Just imagine if all the male professors and teachers who read and write for this blessed journal, who deeply care about the plight of the fatherless, actively sought to mentor their students in the most important subject: life. Imagine if, at the beginning of every term, you each announced, and then demonstrated, your openness and willingness to help your young, impressionable students navigate this next chapter in their lives.
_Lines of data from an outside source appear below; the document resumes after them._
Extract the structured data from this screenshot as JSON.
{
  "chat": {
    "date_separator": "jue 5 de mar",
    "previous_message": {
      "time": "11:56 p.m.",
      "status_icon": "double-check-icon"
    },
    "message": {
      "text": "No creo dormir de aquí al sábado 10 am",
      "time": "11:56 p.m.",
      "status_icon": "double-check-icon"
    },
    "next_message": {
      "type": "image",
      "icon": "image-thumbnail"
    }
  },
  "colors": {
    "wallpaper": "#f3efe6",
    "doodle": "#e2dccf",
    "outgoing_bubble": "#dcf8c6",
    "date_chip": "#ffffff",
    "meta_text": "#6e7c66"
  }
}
One of the most important aspects of the modern conservative movement has been its fight against the new liberal ethos that actively seeks to undermine and dismantle the family unit. In his 2017 book, Cheap Sex, Mark Regnerus shows how the state of marriage and monogamy is at an all-time low. But perhaps the most perverse position held by the new dogma is that fathers don’t matter. Hereare just a few examples. Recently, Mary Eberstadt wrote a brilliant and heart-wrenching essay about the effects of fatherlessness on America’s youth. Perhaps the scariest few lines from her essay read:

Six decades of social science have established that the most efficient way to increase dysfunction is to increase fatherlessness. And this the United States has done, for two generations now. Almost one in four children today grows up without a father in the home. For African Americans, it is some 65 percent of children.

The issue is real, and the conservative movement is right to fight so fiercely to reverse this pendulum swing. But what until then? What social institutions are in place to guide today’s fatherless children?